Proving a function is continuous everywhere Suppose $f:\mathbb{R} \rightarrow \mathbb{R}$ continuous at 0, and $f(a+b) = f(a) + f(b) \forall a,b \epsilon \mathbb{R}$. Show that f is in fact continuous everywhere.
Let $\epsilon > 0$.
There exists $\delta_1>0$ such that $|x - 0| < \delta_1 \rightarrow |f(x) - f(0)|<\epsilon$. We want to show that, for c other than 0, there exists $\delta>0$ such that $|x-c|<\delta \rightarrow |f(x) - f(c)|<\epsilon$. We note that $|f(x) - f(c)| = |f(x-c)|$. 
Let $y = x-c$. Then, we want to prove $|y| < \delta \rightarrow |f(y)| < \epsilon$.
But, we set $\delta = \delta_1$.
Thus, $|f(y)| = |f(x-c)| < \epsilon.$
Thus $f(x)$ is continuous everywhere.
Is this proof correct? If not, I would appreciate guidance towards the right direction.
 A: It is correct. You might also like this one :

If $f(a) + f(b) = f(a+b)$ for all $a,b \in \mathbb R$, and if for some $\eta >0$ and $M$ positive integer we have $|f(x)|< M$  for all $|x| \leq \eta$, then $f$ is continuous everywhere.

Proof : Suppose this is the case. Then, I claim $f$ is continuous at $0$. Indeed, let $\epsilon > 0$, WLOG $\epsilon$ is rational, say $\epsilon = \frac pq$ with $p,q$ 
 positive integers (otherwise take a rational between $\epsilon$ and zero and use that in place of $\epsilon$ in the below argument), note that if $|x| \leq \frac{\eta \epsilon}{\ M}$ then $$
|x| \leq \frac{p\eta}{qM} \implies \frac{qM|x|}{p} \leq \eta \implies \left|f\left(\frac {qMx}{p}\right)\right| \leq M \tag{*}
$$
Now note that $f\left(\frac{qMx}{p}\right) = \frac {qM}{p}f(x)$ since 
$$
f(qMx) = \underbrace{f\left(\frac{qMx}{p}\right) + \ldots + f\left(\frac{qMx}{p}\right)}_{p \textrm{ times}} = pf\left(\frac{qMx}{p}\right)
$$
and
$$
f(qMx) = \underbrace{f(x)+ \ldots + f(x)}_{qM \textrm{ times}}
 = qMf(x)$$
combining these results gives the claim.

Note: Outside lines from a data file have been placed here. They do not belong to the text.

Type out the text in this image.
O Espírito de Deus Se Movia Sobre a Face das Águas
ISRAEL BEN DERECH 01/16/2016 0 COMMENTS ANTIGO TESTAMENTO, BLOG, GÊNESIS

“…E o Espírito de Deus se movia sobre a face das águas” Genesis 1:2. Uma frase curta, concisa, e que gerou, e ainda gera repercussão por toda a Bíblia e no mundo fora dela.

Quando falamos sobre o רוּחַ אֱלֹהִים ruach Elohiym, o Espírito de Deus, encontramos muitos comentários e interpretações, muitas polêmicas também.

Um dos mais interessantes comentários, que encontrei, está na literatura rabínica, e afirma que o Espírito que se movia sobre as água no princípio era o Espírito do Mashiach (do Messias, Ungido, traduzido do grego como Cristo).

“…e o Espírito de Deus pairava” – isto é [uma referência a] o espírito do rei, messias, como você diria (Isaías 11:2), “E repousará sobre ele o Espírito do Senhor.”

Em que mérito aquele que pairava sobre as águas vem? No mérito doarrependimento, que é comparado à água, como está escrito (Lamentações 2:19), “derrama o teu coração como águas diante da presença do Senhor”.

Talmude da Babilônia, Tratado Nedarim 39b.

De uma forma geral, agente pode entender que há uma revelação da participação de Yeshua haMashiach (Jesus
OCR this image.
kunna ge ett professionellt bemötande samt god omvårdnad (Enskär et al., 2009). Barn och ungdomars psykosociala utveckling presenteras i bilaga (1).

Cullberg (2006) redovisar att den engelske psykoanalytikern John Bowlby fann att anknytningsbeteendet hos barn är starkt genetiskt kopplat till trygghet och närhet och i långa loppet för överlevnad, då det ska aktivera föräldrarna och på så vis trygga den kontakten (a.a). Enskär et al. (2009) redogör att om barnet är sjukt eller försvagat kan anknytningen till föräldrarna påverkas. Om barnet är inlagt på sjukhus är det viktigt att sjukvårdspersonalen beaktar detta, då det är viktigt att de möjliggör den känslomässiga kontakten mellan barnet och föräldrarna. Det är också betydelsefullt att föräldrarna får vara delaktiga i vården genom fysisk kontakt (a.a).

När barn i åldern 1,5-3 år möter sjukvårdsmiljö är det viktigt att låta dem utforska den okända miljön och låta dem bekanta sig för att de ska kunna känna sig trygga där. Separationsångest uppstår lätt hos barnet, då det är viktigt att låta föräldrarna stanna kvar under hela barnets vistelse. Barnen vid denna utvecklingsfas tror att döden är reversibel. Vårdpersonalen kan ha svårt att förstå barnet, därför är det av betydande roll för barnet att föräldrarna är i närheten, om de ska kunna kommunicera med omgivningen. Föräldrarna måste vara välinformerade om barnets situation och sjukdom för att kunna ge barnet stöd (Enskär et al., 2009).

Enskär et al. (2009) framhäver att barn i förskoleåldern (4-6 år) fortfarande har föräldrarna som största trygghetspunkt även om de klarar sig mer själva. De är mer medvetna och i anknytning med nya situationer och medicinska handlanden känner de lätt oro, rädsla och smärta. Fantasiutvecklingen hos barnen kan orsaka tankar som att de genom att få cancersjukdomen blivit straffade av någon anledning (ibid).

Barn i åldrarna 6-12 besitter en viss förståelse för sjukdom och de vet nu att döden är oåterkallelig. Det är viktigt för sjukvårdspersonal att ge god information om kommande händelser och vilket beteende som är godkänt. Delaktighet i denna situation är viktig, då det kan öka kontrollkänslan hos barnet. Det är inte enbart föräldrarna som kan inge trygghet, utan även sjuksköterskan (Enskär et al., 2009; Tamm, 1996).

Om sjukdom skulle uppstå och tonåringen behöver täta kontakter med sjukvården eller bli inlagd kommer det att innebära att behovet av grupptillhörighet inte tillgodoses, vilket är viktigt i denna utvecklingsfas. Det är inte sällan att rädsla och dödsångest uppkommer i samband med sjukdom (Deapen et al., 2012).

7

Now, from $(^*)$ we get $|f(x)| \leq \epsilon$ , as desired.
In general, for linear functions from $\mathbb R^d \to \mathbb R^m$, continuity and boundedness around zero(or any arbitrary fixed point) are equivalent, and also equivalent to continuity everywhere.